Полная версия
Голод пустоты
Я не понял. Для меня это был единственный выход. Единственный язык, который они понимали. Я продолжал молчать.
Тетя посмотрела на меня с странным выражением – не злости, а скорее любопытства.
– Тебя Сережей зовут, да? Меня – Анна Николаевна. Я библиотекарь тут у нас. Будешь себя нормально вести – приходи в библиотеку. Книжки почитаешь. Ладно?
Она ушла, заперев дверь. Я остался с кашей и с новым словом. «Би-бли-о-те-ка». Оно было длинным и непонятным. Как «сан-пропуск-ник». Но эта тетя не была похожа на других. В ее голосе не было того ледяного безразличия.
Меня выпустили через день. Отвели в общую баню, потом снова в столовую. На меня смотрели по-другому. Уже не с насмешкой, а с опаской, с интересом. Костяна не было. Я прошел к своему месту, сел и стал есть, не поднимая глаз. Ко мне не подошли. Не задели. Правила стаи работали. Я показал клыки. Теперь у меня был небольшой авторитет Но я знал – это ненадолго. Нужно было искать новую тактику. Постоянная война меня истощит.
Я вспомнил про тетю и про «библиотеку». Это слово крутилось у меня в голове. Через пару дней, после уроков, я пошел искать. Спросить дорогу я не мог. Я просто брел по коридорам, пока не услышал тихие голоса из одной полуоткрытой двери. Я заглянул внутрь.
Комната была небольшой, заставленной стеллажами с книгами. Пахло старыми страницами, клеем и пылью. Это был хороший запах. Спокойный. За столом сидела Анна Николаевна и помогала девочке читать. Она увидела меня и кивнула.
– Заходи, Сережа. Выбирай, что понравится. Только тихо.
Я вошел и замер у полок. Книг было много. Они пугали меня своим количеством, своими корешками, цветными обложками. Я не умел читать. Буквы для меня были просто закорючками, не несущими смысла. Я чувствовал себя снова глупым, ущербным. Я уже хотел развернуться и уйти, когда мой взгляд упал на одну книгу, лежащую отдельно на столе для ремонта. Она была старой, с потрепанным коричневым переплетом. На обложке был рисунок.
Я подошел ближе. Это был волк. Он был изображен в прыжке, зубы оскалены, глаза горели желтым огнем. Он был красив. Сильный, свободный, смертоносный. Я осторожно тронул рисунок пальцем.
Анна Николаевна заметила мой интерес.
– А, это… «Животные дикой природы». Хочешь посмотреть?
Я молча кивнул. Она подошла, взяла книгу и повела меня к маленькому столику в углу.
– Садись. Смотри. Тут много картинок.
Я сел и погрузился в изучение. Это была моя книга. Я понял это сразу. Страница за страницей передо мной возникали хищники. Медведи, рыси, орлы, акулы. Но больше всего я загляделся на волков и больших кошек – тигров, пум, леопардов. Я часами мог рассматривать их. Как они двигаются. Как подкрадываются. Как нападают. Их глаза – не злые, не добрые. Они были пустыми, ясными, сосредоточенными только на одной цели – на выживании. На охоте.
Я стал приходить в библиотеку каждый день. Анна Николаевна не прогоняла меня. Она иногда подходила и что-то рассказывала.
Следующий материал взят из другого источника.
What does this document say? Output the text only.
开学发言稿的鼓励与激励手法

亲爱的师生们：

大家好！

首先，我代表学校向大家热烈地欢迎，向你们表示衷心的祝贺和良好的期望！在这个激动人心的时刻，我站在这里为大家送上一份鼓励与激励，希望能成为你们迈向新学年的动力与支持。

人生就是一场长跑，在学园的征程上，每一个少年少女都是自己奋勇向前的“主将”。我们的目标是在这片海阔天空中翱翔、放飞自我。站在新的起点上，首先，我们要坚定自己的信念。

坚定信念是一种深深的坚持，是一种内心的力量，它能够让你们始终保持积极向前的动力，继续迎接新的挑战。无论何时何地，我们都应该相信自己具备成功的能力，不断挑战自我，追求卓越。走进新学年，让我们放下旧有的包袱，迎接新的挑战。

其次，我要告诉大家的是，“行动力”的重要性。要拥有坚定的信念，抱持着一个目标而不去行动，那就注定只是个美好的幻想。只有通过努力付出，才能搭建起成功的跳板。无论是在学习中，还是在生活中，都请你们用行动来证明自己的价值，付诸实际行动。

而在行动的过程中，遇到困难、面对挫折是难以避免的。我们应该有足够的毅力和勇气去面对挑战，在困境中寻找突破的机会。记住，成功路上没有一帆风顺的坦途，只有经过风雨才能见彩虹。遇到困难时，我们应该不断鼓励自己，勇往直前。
– Смотри, это амурский тигр. Самый большой хищник на земле. Он охотится один. Может выслеживать добычу сутками. А это – львы. Они живут прайдами, семьями. Охотятся вместе.
Слово «прайд» я не знал. Но слово «семья» знал. И оно вызывало во мне жгучую ненависть. Львы были похожи на них. На тех, кто жил стаей и травил одного. Я их ненавидел. Моими героями были одиночки. Тигр. Леопард. Рысь. Волк. Особенно волк. Он был не так красив, как кошки, но в его взгляде была та же пустота, что и во мне. Та же голодная решимость.
Я начал копировать их. Сначала внутри себя. Я пытался сидеть как они – неподвижно, сохраняя энергию. Смотреть как они – не моргая, видя все вокруг. Двигаться как они – плавно, бесшумно, крадучись. В коридорах детдома я теперь не бежал, а шел, прижимаясь к стенам, становясь частью тени. Я отрабатывал это как упражнение.
Потом я нашел карандаш и начал пытаться перерисовывать картинки из книги. У меня получалось плохо, криво, но я видел суть. Я рисовал их когти, их клыки, их мышцы. Я хотел понять, как устроена их сила.
Однажды Анна Николаевна подошла ко мне, когда я рисовал тигра.
– Хочешь, научу тебя читать? – спросила она мягко. – Узнаешь, что про них написано.
Я резко покачал головой. Нет. Мне не нужны были их слова. Их буквы. Мне нужны были только картинки. Только образы. Я боялся, что слова испортят все. Они всегда были орудием боли: «тварь», «урод», «ошибка». Я не хотел, чтобы слова касались моих зверей. Они были чистыми. Совершенными.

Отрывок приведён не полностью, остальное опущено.